# MkV Halogin Bubs



## BJSteere (Mar 29, 2012)

I drive a 08 jetta and have been looking around for awhile now. the headlights look like this http://o.aolcdn.com/commerce/images/volkswagen_08jettas_headlight_Large.jpg

On the right side is the H7 DRL(Low Beam) bulbs, which I had the DRL disabled at the dealership. And then on the left side is a Mini Bulb and another H7(High Beam). Here is my problem, Normally the DRL Low beams are constantly on, and then when you turn on your lights the MINI BULB in the High Beam spot turns on which then makes your head lights brighter. On my perticular car I cannot install aftermarket HID's because of the wiring and housing so I am stuck using normal Halogen bulbs. 

*I cannot seem to find a Mini(196) Bulb that matches the COLOR or a H7 bulb.*

I have tried looking everywhere and when I mix colors it looks like im running my high and low beams. If anyone knows where I can find a Mini Bulb and H7 bulb that matches in color id appreciate it. I have horrible nighttime vision so the normal Yellowish bulbs will not work. It has to either be White, or Blue, or Purple for me to see it. Any help would be appreciated.


----------



## xJOKERx (Apr 8, 2009)

BJSteere said:


> I drive a 08 jetta and have been looking around for awhile now. the headlights look like this http://o.aolcdn.com/commerce/images/volkswagen_08jettas_headlight_Large.jpg
> 
> On the right side is the H7 DRL(Low Beam) bulbs, which I had the DRL disabled at the dealership. And then on the left side is a Mini Bulb and another H7(High Beam). Here is my problem, Normally the DRL Low beams are constantly on, and then when you turn on your lights the MINI BULB in the High Beam spot turns on which then makes your head lights brighter. On my perticular car I cannot install aftermarket HID's because of the wiring and housing so I am stuck using normal Halogen bulbs.
> 
> ...


Go to autozone and pick up some of their "silverstar" wedge bulbs - 194,168 both will work for your city light bulb. 

Or you can search online like autolumination.com and some other sites have "xenon colored" wedge bulbs that are blue coated, but put out a "white" light. But that bulb is more of a "parking light" bulb than a functional bulb for visibility.

*edit* - if you are looking for H7 bulbs as well you can go to any auto store, or look online for an H7 bulb - as always the blue coated bulbs put out more "white" light but have less light output than standard halogen (ugly yellow)


----------



## dennisgli (May 17, 2003)

BJSteere said:


> If anyone knows where I can find a Mini Bulb and H7 bulb that matches in color id appreciate it. I have horrible nighttime vision so the normal Yellowish bulbs will not work. It has to either be White, or Blue, or Purple for me to see it. Any help would be appreciated.

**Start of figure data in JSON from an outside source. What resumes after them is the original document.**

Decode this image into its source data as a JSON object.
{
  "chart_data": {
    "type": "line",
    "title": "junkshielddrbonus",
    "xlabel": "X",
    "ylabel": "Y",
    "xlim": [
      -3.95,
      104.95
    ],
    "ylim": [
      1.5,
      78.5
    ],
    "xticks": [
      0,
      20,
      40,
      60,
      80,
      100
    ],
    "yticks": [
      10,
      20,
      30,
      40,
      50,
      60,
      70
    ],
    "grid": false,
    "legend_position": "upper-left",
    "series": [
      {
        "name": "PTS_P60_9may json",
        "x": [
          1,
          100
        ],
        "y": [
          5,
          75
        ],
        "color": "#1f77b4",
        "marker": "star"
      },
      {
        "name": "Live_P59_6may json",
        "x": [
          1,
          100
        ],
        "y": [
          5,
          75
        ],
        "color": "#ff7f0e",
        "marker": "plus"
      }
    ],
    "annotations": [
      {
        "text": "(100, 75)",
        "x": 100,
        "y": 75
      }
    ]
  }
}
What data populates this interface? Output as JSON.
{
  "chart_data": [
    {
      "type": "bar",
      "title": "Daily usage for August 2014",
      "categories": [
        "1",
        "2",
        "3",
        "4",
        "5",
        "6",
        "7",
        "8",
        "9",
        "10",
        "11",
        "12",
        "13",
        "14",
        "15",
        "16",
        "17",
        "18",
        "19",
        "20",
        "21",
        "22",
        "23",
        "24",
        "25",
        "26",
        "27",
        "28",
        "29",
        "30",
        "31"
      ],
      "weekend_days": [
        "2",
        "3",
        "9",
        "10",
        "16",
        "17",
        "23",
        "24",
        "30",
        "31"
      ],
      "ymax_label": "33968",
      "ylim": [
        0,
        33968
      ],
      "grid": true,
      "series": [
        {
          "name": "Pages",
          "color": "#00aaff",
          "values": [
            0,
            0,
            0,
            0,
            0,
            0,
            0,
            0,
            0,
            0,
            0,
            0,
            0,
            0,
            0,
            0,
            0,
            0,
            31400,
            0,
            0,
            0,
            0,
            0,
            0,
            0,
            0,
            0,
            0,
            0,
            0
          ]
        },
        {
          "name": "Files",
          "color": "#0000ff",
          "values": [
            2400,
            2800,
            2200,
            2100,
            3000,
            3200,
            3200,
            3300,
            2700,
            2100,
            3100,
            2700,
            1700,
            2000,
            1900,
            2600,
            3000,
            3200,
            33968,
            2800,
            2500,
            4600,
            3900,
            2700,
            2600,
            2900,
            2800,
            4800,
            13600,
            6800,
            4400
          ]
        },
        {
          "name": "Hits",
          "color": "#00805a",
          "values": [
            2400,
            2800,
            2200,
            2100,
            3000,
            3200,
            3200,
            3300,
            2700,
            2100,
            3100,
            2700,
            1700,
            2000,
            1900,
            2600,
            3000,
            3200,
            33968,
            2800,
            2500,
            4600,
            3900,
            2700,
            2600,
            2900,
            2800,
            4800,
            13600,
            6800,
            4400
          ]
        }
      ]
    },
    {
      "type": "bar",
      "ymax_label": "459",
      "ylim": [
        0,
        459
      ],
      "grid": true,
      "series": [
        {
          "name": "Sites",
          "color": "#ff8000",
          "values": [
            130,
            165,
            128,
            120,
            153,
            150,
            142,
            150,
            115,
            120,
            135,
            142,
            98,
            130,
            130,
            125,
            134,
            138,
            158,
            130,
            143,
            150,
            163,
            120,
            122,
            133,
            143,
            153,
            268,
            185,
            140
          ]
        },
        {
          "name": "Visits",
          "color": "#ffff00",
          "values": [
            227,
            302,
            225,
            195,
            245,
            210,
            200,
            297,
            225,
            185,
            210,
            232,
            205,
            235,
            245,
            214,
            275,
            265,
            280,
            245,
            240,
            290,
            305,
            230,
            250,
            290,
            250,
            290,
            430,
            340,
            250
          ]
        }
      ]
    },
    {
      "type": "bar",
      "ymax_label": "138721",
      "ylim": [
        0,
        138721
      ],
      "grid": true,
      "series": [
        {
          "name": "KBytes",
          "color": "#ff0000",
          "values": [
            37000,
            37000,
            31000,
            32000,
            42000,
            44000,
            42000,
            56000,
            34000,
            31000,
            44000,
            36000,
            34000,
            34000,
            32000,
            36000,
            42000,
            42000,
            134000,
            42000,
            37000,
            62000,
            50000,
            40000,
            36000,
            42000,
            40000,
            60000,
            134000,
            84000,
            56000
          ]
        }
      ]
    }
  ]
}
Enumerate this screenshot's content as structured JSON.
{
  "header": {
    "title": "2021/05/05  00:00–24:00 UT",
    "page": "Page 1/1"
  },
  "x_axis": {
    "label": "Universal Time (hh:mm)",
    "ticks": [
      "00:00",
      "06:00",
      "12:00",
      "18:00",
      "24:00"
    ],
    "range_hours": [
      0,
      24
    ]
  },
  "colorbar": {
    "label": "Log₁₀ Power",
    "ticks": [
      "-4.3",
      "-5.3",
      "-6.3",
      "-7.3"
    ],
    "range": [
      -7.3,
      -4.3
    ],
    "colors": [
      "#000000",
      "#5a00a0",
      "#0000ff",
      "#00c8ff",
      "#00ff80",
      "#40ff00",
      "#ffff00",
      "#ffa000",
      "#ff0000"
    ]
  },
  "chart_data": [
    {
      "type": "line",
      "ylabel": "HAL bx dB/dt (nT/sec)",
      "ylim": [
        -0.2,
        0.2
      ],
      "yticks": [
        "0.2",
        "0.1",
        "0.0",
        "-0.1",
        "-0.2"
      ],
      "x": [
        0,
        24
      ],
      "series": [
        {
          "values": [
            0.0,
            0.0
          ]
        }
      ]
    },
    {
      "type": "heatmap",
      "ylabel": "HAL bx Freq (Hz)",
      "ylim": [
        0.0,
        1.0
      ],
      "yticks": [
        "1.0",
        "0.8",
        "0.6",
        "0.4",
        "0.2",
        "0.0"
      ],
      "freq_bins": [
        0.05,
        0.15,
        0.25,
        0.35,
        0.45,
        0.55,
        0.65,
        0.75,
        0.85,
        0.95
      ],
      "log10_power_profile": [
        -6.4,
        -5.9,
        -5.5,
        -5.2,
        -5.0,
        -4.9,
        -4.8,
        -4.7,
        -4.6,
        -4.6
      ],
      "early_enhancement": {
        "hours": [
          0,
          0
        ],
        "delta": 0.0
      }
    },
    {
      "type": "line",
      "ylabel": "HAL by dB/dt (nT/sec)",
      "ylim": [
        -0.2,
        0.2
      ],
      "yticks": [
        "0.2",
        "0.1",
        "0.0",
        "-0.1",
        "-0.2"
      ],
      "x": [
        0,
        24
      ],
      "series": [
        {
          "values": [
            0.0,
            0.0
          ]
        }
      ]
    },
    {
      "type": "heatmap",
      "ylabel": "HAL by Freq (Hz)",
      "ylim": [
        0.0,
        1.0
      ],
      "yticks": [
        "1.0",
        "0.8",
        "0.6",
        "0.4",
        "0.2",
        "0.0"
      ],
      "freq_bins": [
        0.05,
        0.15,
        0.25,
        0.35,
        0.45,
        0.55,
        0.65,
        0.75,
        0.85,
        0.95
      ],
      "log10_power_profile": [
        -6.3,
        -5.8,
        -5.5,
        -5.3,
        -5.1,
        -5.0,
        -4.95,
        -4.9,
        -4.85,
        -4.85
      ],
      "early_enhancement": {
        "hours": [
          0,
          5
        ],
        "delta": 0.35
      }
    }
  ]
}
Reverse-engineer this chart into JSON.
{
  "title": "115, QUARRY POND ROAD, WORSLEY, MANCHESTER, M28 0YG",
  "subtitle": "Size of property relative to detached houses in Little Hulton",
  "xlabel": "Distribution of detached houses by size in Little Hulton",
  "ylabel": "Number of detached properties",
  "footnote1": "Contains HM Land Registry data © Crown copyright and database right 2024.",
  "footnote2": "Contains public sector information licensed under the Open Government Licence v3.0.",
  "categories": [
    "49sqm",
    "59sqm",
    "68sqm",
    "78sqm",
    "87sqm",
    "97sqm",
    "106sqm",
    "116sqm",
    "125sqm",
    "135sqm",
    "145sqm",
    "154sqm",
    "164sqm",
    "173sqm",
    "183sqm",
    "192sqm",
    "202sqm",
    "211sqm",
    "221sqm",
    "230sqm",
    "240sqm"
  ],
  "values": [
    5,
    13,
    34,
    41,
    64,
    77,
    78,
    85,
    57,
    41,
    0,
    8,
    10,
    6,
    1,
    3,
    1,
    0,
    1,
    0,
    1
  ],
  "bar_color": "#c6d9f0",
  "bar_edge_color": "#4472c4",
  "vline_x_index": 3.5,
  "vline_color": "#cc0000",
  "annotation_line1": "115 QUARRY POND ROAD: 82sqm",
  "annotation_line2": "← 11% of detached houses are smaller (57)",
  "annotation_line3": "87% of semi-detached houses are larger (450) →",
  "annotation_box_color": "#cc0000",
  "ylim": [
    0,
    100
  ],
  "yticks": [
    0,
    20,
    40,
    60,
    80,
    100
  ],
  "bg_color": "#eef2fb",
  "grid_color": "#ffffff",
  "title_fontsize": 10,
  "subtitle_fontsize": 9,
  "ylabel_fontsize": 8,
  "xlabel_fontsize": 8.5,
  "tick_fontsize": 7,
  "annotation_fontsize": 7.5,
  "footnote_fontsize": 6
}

Oh come on - you're trying to tell us that you need a blue tinted city light bulb to be able to see at night? Blue light is not better for seeing at night. And the blue tinting just decreases light output.

If you are concerned about making your bulbs color match you are seeking a cosmetic difference - not increased performance.


----------



## BJSteere (Mar 29, 2012)

No, I am color blind and yellow doesnt show up. And given the fact that wedge bulb is in the same housing as the High Beams, people think im running High and Low Beams at the same time. Ontop of that yes cosmetically I would like my car to look nice, I think anyone would and to have two different color bulbs makes it look tacky. Also if you noticed I mentioned WHITE as well, There are only a few variants to Halogen bulbs, YELLOW, WHITE, and BLUE, I wasnt specifically stating I NEED A BLUE Bulb, but thank you for your worthless comment. 

On a new note there is a company out there Nokya who produces a WEDGE Bulb 168/194, and a H7 Bulb in a Arctic White color which works wonderfully for a MK5 Setup. 

http://www.amazon.com/Nokya-Arctic-...5WN8/ref=sr_1_1?ie=UTF8&qid=1333227879&sr=8-1 is the Headlight Bulb,

http://www.amazon.com/Nokya-Hyper-W..._3?s=automotive&ie=UTF8&qid=1333227898&sr=1-3 is the Wedge Bulb

And for your Performance factor these bulbs output at the 7K RANGE, which meet both my specifications.


----------



## dennisgli (May 17, 2003)

Sorry I just don't understand how, if you can't see yellow light, how filtering out yellow light would make you see better. But I'll leave that to you and your doctor - not trying to argue your condition.

"7K" is a measure of color - not performance.



BJSteere said:


> yes cosmetically I would like my car to look nice, I think anyone would and to have two different color bulbs makes it look tacky. Also if you noticed I mentioned WHITE as well, There are only a few variants to Halogen bulbs, YELLOW, WHITE, and BLUE, I wasnt specifically stating I NEED A BLUE Bulb, but thank you for your worthless comment.


Yes, if you want colors that match that is fine - there are surely lots of colored bulbs out there.

But I'm curious - do you have an example of what you consider a "WHITE" bulb?


----------



## BJSteere (Mar 29, 2012)

I would say this is blue http://www.motorfiend.com/images/30000k-hid-kit-blue.jpg or what I consider blue.

And this is white http://t0.gstatic.com/images?q=tbn:ANd9GcTo3GjXpavcaqrleBDSJiu57EWo60gyVF0umICJevwOihgOqIaoac43cJ8l or what I consider white. This is actually the same bulb I have in my car, if you look at the difference you would see clearly on the left there is a huge color difference and brightness. As well with White/Blue colors street signs pop out at you, where if you have yellow they dont see to as much.


----------